February 17, 2011
Human memory is short, a hackneyed phrase yet uncannily true. As we sit here amidst the relentless bull market since 7/1/10, it would serve justice to a lot of the retailers who get caught up in the Wall Street driven rhetoric to drive the herds to help form the eventual tops. "Retail investor is back although they are not back all the way yet", said TD Ameritrade CEO a few days back. Are they back once again to prove the greatest fool theory true? I believe so, at least for the year 2011!
We initially published the below chart on the blogosphere on 2/3/11 when SPX was sitting close to 1300. At this point we have cleared the 1313.15 resistance and also surpassed twice the devil's number low at 666 from 3/6/09, where the bull market began. Once we passed the 1313.15 (point #4 on the zoomed in chart), we entered an air pocket essentially that stretches till the 1400-1440 zone from May-June 2008 period.

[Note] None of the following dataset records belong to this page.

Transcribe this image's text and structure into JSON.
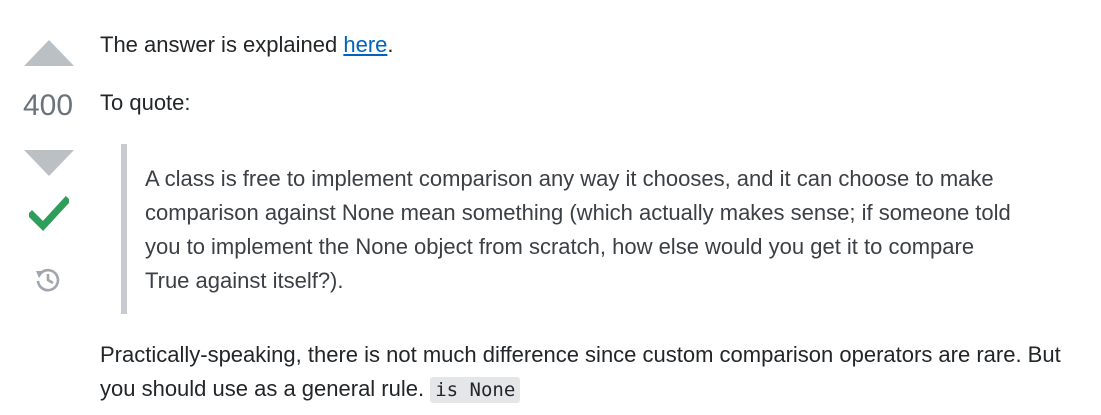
{
  "vote": {
    "score": "400",
    "accepted": true
  },
  "post": {
    "para1_prefix": "The answer is explained ",
    "para1_link": "here",
    "para1_suffix": ".",
    "para2": "To quote:",
    "quote_lines": [
      "A class is free to implement comparison any way it chooses, and it can choose to make",
      "comparison against None mean something (which actually makes sense; if someone told",
      "you to implement the None object from scratch, how else would you get it to compare",
      "True against itself?)."
    ],
    "para3_line1": "Practically-speaking, there is not much difference since custom comparison operators are rare. But",
    "para3_line2": "you should use as a general rule. ",
    "para3_code": "is None"
  },
  "colors": {
    "vote_arrow": "#bbc0c4",
    "accepted_check": "#2f9e5a",
    "history_icon": "#9fa6ad",
    "link": "#0063bf",
    "quote_bar": "#c8ccd0"
  }
}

Our methods of studying Time & Cycles show that the lower end of this range will hold SPX all of 2011. How do we make this determination? Using an objective set of approaches that we utilize at Smartpredictor.com including the Smartpredictor neural itself, that projects time and price. One of these approaches is purely a statistical model based on all of historical data on $SPX that tends to assign a Risk % to a stock portfolio. This model also goes on to reveal the monthly turns and currently shows that a full blown sell on monthlies should arrive most likely on June 28th, 2011 and perhaps stretch into July 3rd, 2011. It is by these turn dates that I anticipate the markets to touch the lower end of the 1400-1440 window that was mentioned above. The model is a monthlies model and to reveal intermediate degree turns one has to look at the Risk %, which at the 1338 $SPX intraday high of 2/17/11 rates the current $SPX levels as portending an 86% chance of a top compared to all previous tops (it is a percentile reading). At the January 2011 close of 1287 the reading stood at 71% chance of a top. Based on this reading we are at or very close to an intermediate degree top on 2/17/11. Once the decline from current level is over, we should head back up to a likely higher high in June/July 2011. In Elliott Wave parlance, that would equate to a 4th wave down at intermediate degree and a final 5th wave up. And how deep could the correction be, 1270/1244 are two likely targets. We will come back and update rest of 2011 in July 2011 for rest of the year after we have seen what transpires till then.